In 1998, I went to the Howard celebration in Cross Plains where I met several Howard fans and scholars, including Paul Herman. I spent a wonderful Saturday afternoon riding in Paul's van with Paul, Scotty Henderson and Jack Baum. Jack gave us a tour of the Cross Plains area, sharing personal reminiscences about when he grew up in the area. He also took us to East Caddo Peak atop which he was certain Howard himself had once looked out over the surrounding area. The point of this is that as I talked to these guys (and others), I decided I should do something with the knowledge I had learned collecting Howard's fiction. Thus the book content listings.
Early in 1999, Paul mentioned he had an electronic listing of Howard's fiction, published and unpublished. He asked me to share any info I had on the paperback collections. I have all but a couple of the Howard paperbacks printed in English. Seeing Paul's list, it screamed "WEB PAGE!" to me. With Paul's permission to use his list, I made the decision to get serious about doing a web page containing his list, my book pages, and a story list similiar to Marek's. After a year of work, slipped between the job and home, this is it. I hope you find it useful.
— Todd A. Woods April 2000
The 'Paul Herman' he refers to is one of the unsung movers n' shakers of REH fandom these past thirty years. I need to do a post on Paul and his landmark book, The Neverending Hunt, at some point.

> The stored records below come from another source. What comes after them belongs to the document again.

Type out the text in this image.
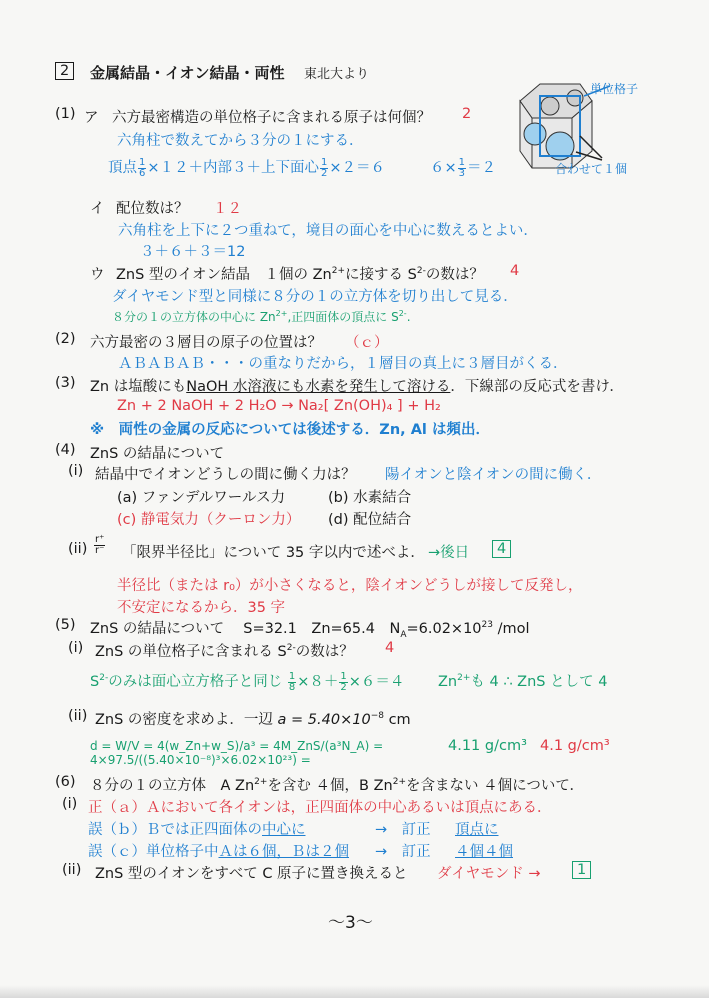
2	金属結晶・イオン結晶・両性 東北大より
単位格子
合わせて１個
(1) ア 六方最密構造の単位格子に含まれる原子は何個？ 2
六角柱で数えてから３分の１にする．
頂点 $\frac{1}{6} \times 12+$内部３＋上下面心 $\frac{1}{2} \times 2=6$	$6\times \frac{1}{3} =2$
イ 配位数は？ １２
六角柱を上下に２つ重ねて，境目の面心を中心に数えるとよい．
３＋６＋３＝12
ウ ZnS 型のイオン結晶　１個の $Zn^{2+}$に接する $S^{2-}$の数は？ 4
ダイヤモンド型と同様に８分の１の立方体を切り出して見る．
８分の１の立方体の中心に $Zn^{2+}$,正四面体の頂点に $S^{2-}$.
(2) 六方最密の３層目の原子の位置は？ （ｃ）
ＡＢＡＢＡＢ・・・の重なりだから，１層目の真上に３層目がくる．
(3) Zn は塩酸にもNaOH 水溶液にも水素を発生して溶ける．下線部の反応式を書け．
Zn + 2 NaOH + 2 H₂O → Na₂[ Zn(OH)₄ ] + H₂
※　両性の金属の反応については後述する．Zn, Al は頻出．
(4) ZnS の結晶について
(i) 結晶中でイオンどうしの間に働く力は？ 陽イオンと陰イオンの間に働く．
(a) ファンデルワールス力	(b) 水素結合
(c) 静電気力（クーロン力） (d) 配位結合
$(ii) \frac{r^+}{r^-}$ 「限界半径比」について 35 字以内で述べよ． →後日	4
半径比（または r₀）が小さくなると，陰イオンどうしが接して反発し，
不安定になるから．35 字
(5) ZnS の結晶について　 S=32.1　Zn=65.4　$N_A=6.02\times 10^{23}$ /mol
(i) ZnS の単位格子に含まれる $S^{2-}$の数は？ 4
$S^{2-}$のみは面心立方格子と同じ $\frac{1}{8} \times 8+ \frac{1}{2} \times 6=4$ $Zn^{2+}$も 4 ∴ ZnS として 4
(ii) ZnS の密度を求めよ．一辺 $a = 5.40\times 10^{-8}$ cm
d = W/V = 4(w_Zn+w_S)/a³ = 4M_ZnS/(a³N_A) = 4×97.5/((5.40×10⁻⁸)³×6.02×10²³) =
4.11 g/cm³ 4.1 g/cm³
(6) ８分の１の立方体　A $Zn^{2+}$を含む ４個，B $Zn^{2+}$を含まない ４個について．
(i) 正（ａ）Ａにおいて各イオンは，正四面体の中心あるいは頂点にある．
誤（ｂ）Ｂでは正四面体の中心に	→　訂正 頂点に
誤（ｃ）単位格子中Ａは６個，Ｂは２個 →　訂正 ４個４個
(ii) ZnS 型のイオンをすべて C 原子に置き換えると ダイヤモンド →	1
～3～
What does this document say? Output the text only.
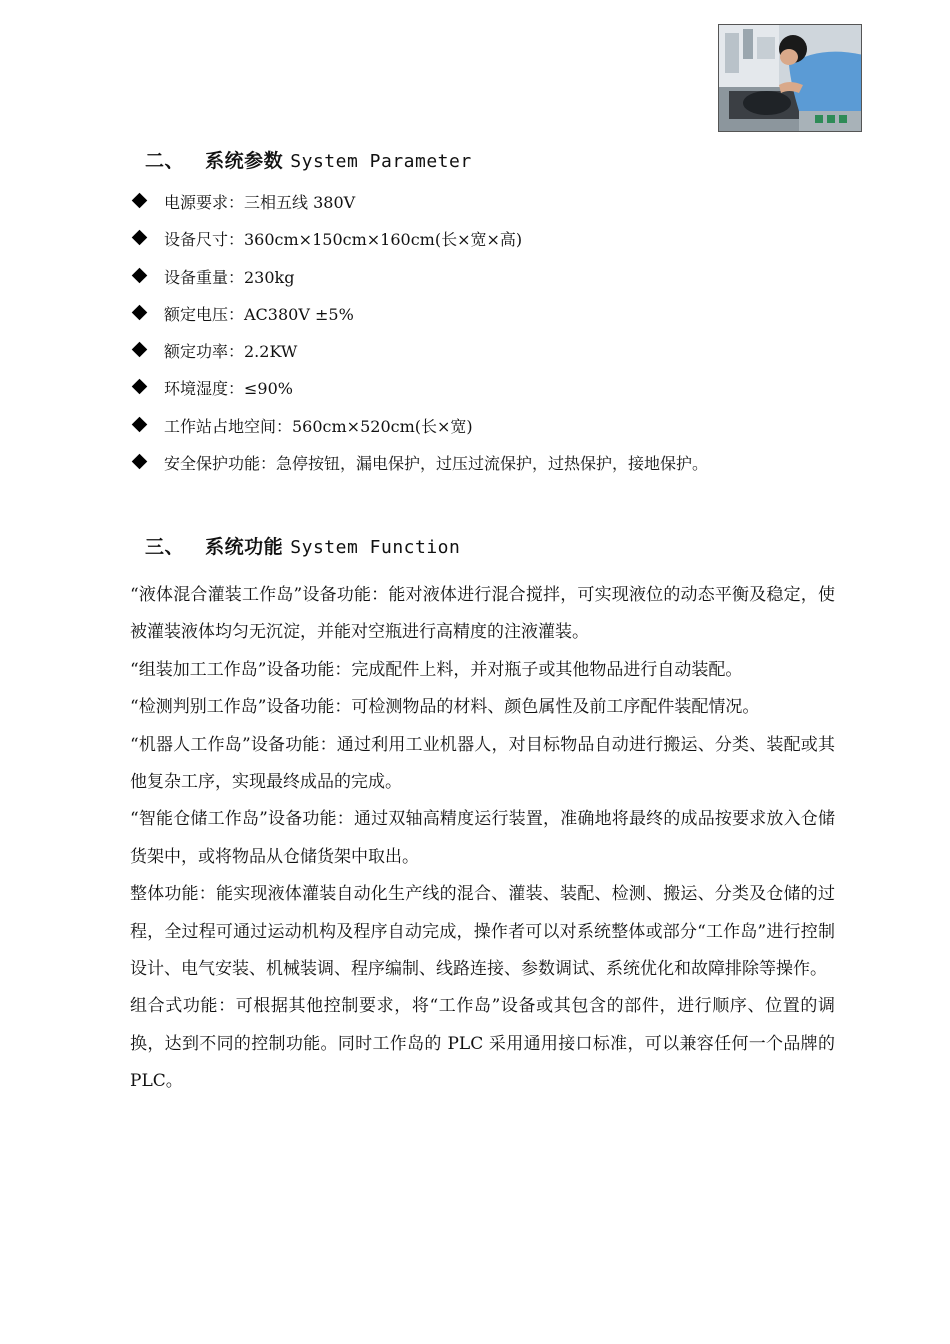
二、 系统参数 System Parameter
电源要求：三相五线 380V
设备尺寸：360cm×150cm×160cm(长×宽×高)
设备重量：230kg
额定电压：AC380V ±5%
额定功率：2.2KW
环境湿度：≤90%
工作站占地空间：560cm×520cm(长×宽)
安全保护功能：急停按钮，漏电保护，过压过流保护，过热保护，接地保护。
三、 系统功能 System Function

“液体混合灌装工作岛”设备功能：能对液体进行混合搅拌，可实现液位的动态平衡及稳定，使被灌装液体均匀无沉淀，并能对空瓶进行高精度的注液灌装。

“组装加工工作岛”设备功能：完成配件上料，并对瓶子或其他物品进行自动装配。

“检测判别工作岛”设备功能：可检测物品的材料、颜色属性及前工序配件装配情况。

“机器人工作岛”设备功能：通过利用工业机器人，对目标物品自动进行搬运、分类、装配或其他复杂工序，实现最终成品的完成。

“智能仓储工作岛”设备功能：通过双轴高精度运行装置，准确地将最终的成品按要求放入仓储货架中，或将物品从仓储货架中取出。

整体功能：能实现液体灌装自动化生产线的混合、灌装、装配、检测、搬运、分类及仓储的过程，全过程可通过运动机构及程序自动完成，操作者可以对系统整体或部分“工作岛”进行控制设计、电气安装、机械装调、程序编制、线路连接、参数调试、系统优化和故障排除等操作。

组合式功能：可根据其他控制要求，将“工作岛”设备或其包含的部件，进行顺序、位置的调换，达到不同的控制功能。同时工作岛的 PLC 采用通用接口标准，可以兼容任何一个品牌的 PLC。
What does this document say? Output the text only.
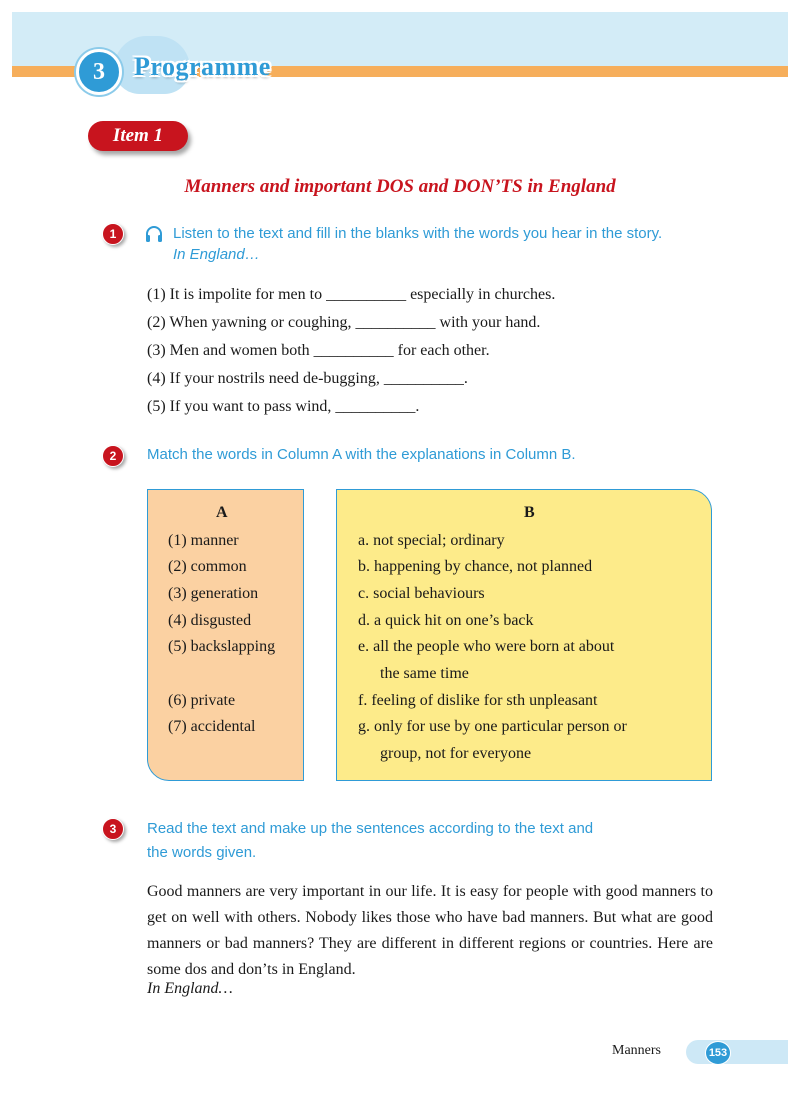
3	Programme
Item 1
Manners and important DOS and DON’TS in England
1	Listen to the text and fill in the blanks with the words you hear in the story.
In England…
(1) It is impolite for men to __________ especially in churches.
(2) When yawning or coughing, __________ with your hand.
(3) Men and women both __________ for each other.
(4) If your nostrils need de-bugging, __________.
(5) If you want to pass wind, __________.
2	Match the words in Column A with the explanations in Column B.
A
(1) manner
(2) common
(3) generation
(4) disgusted
(5) backslapping
(6) private
(7) accidental
B
a. not special; ordinary
b. happening by chance, not planned
c. social behaviours
d. a quick hit on one’s back
e. all the people who were born at about
the same time
f. feeling of dislike for sth unpleasant
g. only for use by one particular person or
group, not for everyone
3	Read the text and make up the sentences according to the text and
the words given.
Good manners are very important in our life. It is easy for people with good manners to get on well with others. Nobody likes those who have bad manners. But what are good manners or bad manners? They are different in different regions or countries. Here are some dos and don’ts in England.
In England…
Manners	153
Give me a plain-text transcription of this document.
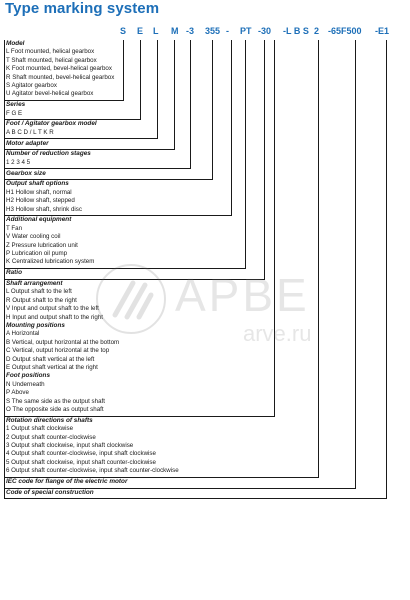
Type marking system
S E L M -3 355 - PT -30 -L B S 2 -65F500 -E1
Model
L Foot mounted, helical gearbox
T Shaft mounted, helical gearbox
K Foot mounted, bevel-helical gearbox
R Shaft mounted, bevel-helical gearbox
S Agitator gearbox
U Agitator bevel-helical gearbox
Series
F G E
Foot / Agitator gearbox model
A B C D / L T K R
Motor adapter
Number of reduction stages
1 2 3 4 5
Gearbox size
Output shaft options
H1 Hollow shaft, normal
H2 Hollow shaft, stepped
H3 Hollow shaft, shrink disc
Additional equipment
T Fan
V Water cooling coil
Z Pressure lubrication unit
P Lubrication oil pump
K Centralized lubrication system
Ratio
Shaft arrangement
L Output shaft to the left
R Output shaft to the right
V Input and output shaft to the left
H Input and output shaft to the right
Mounting positions
A Horizontal
B Vertical, output horizontal at the bottom
C Vertical, output horizontal at the top
D Output shaft vertical at the left
E Output shaft vertical at the right
Foot positions
N Underneath
P Above
S The same side as the output shaft
O The opposite side as output shaft
Rotation directions of shafts
1 Output shaft clockwise
2 Output shaft counter-clockwise
3 Output shaft clockwise, input shaft clockwise
4 Output shaft counter-clockwise, input shaft clockwise
5 Output shaft clockwise, input shaft counter-clockwise
6 Output shaft counter-clockwise, input shaft counter-clockwise
IEC code for flange of the electric motor
Code of special construction
АРВЕ
arve.ru
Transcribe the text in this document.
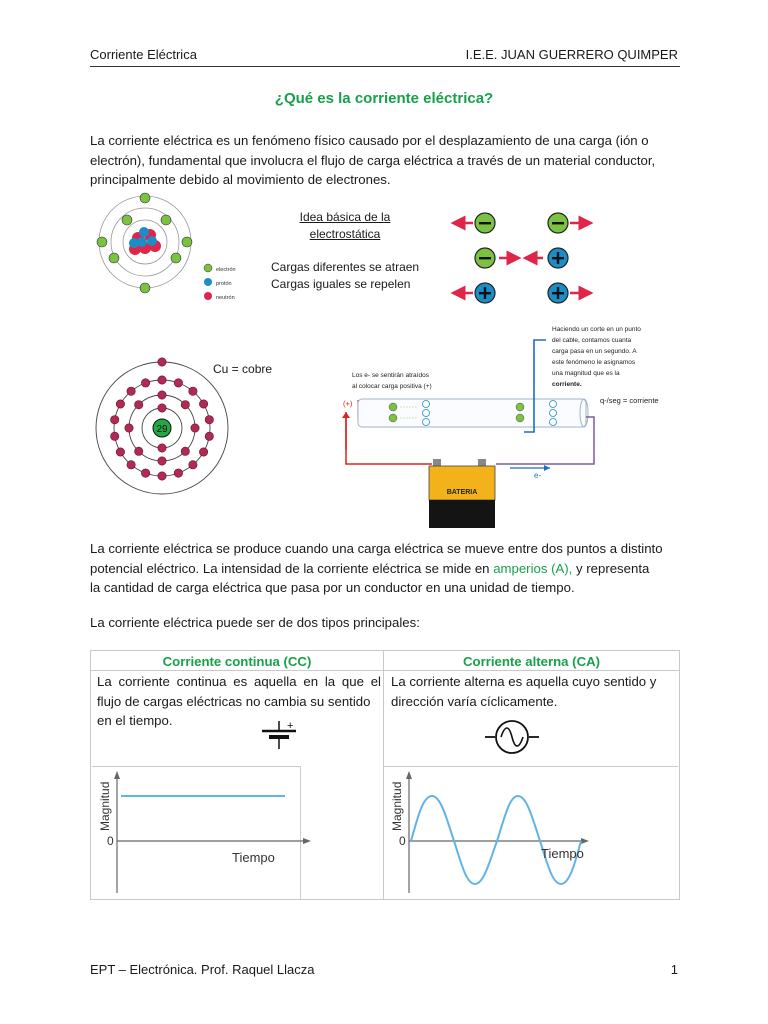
Corriente Eléctrica	I.E.E. JUAN GUERRERO QUIMPER
¿Qué es la corriente eléctrica?
La corriente eléctrica es un fenómeno físico causado por el desplazamiento de una carga (ión o
electrón), fundamental que involucra el flujo de carga eléctrica a través de un material conductor,
principalmente debido al movimiento de electrones.
electrón
protón
neutrón
Idea básica de la
electrostática
Cargas diferentes se atraen
Cargas iguales se repelen
29
Cu = cobre	Los e- se sentirán atraídos
al colocar carga positiva (+)
Haciendo un corte en un punto
del cable, contamos cuanta
carga pasa en un segundo. A
este fenómeno le asignamos
una magnitud que es la
corriente.
q-/seg = corriente
(+)
e-
BATERIA
La corriente eléctrica se produce cuando una carga eléctrica se mueve entre dos puntos a distinto
potencial eléctrico. La intensidad de la corriente eléctrica se mide en amperios (A), y representa
la cantidad de carga eléctrica que pasa por un conductor en una unidad de tiempo.
La corriente eléctrica puede ser de dos tipos principales:
Corriente continua (CC)	Corriente alterna (CA)
La corriente continua es aquella en la que el
flujo de cargas eléctricas no cambia su sentido
en el tiempo.
La corriente alterna es aquella cuyo sentido y
dirección varía cíclicamente.
+
0
Tiempo
Magnitud
0
Tiempo
Magnitud
EPT – Electrónica. Prof. Raquel Llacza	1
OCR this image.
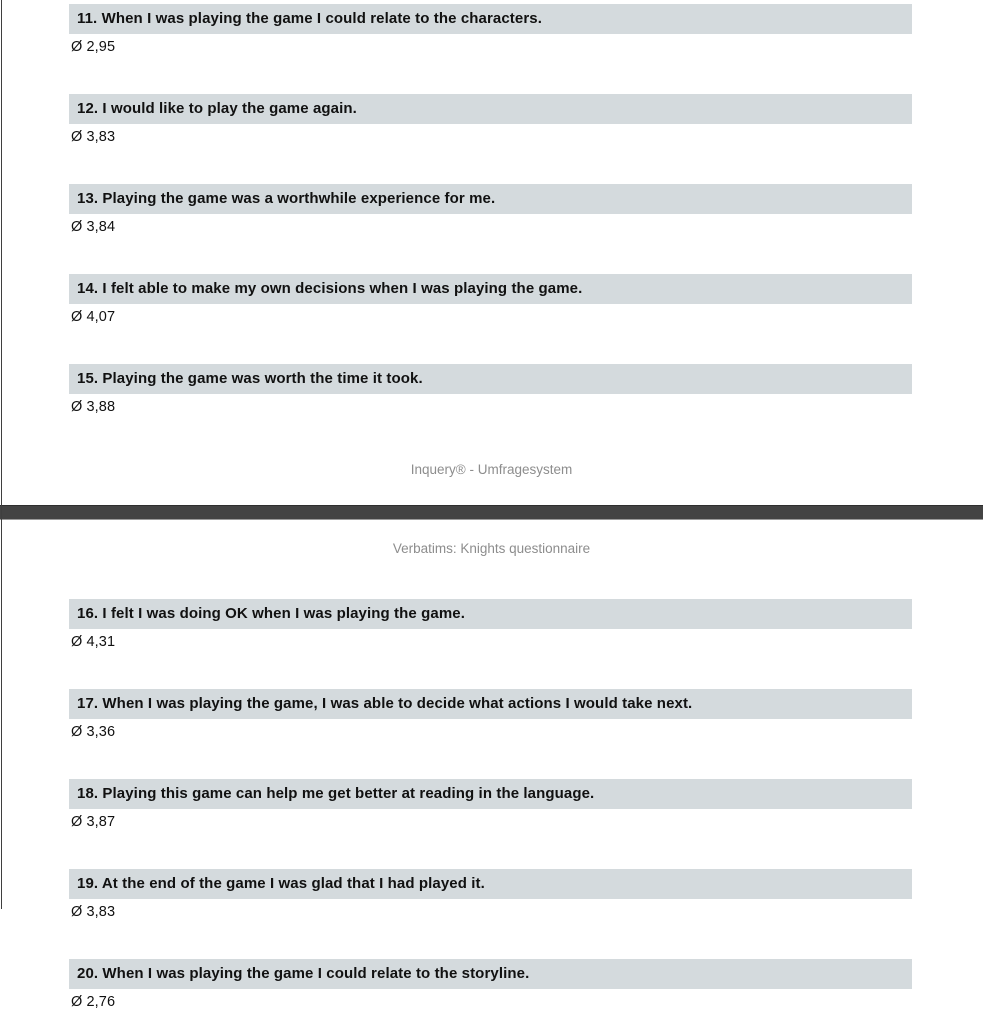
11. When I was playing the game I could relate to the characters.
Ø 2,95
12. I would like to play the game again.
Ø 3,83
13. Playing the game was a worthwhile experience for me.
Ø 3,84
14. I felt able to make my own decisions when I was playing the game.
Ø 4,07
15. Playing the game was worth the time it took.
Ø 3,88
Inquery® - Umfragesystem
Verbatims: Knights questionnaire
16. I felt I was doing OK when I was playing the game.
Ø 4,31
17. When I was playing the game, I was able to decide what actions I would take next.
Ø 3,36
18. Playing this game can help me get better at reading in the language.
Ø 3,87
19. At the end of the game I was glad that I had played it.
Ø 3,83
20. When I was playing the game I could relate to the storyline.
Ø 2,76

Howard Works became indispensable to Howard scholars and collectors like me. Not only could you learn about editions you didn't know about, you could discover stories/poems/whatever that you didn't even know existed. A true digital treasure-trove.
With the minor explosion of REH publishing that began in the early aughts--and continues, to a certain extent, even now--the upkeep of the site finally became more than Todd wanted to handle. The torch was passed to the indefatigable Bill Thom, already the proprietor of the pulp-centric Coming Attractions website.
Thom took to his sacred task with his usual competence and diligence. Howard Works remains, to this day, the definitive bibliographical REH resource on the Webz. ISFDB is good, but Howard Works is better.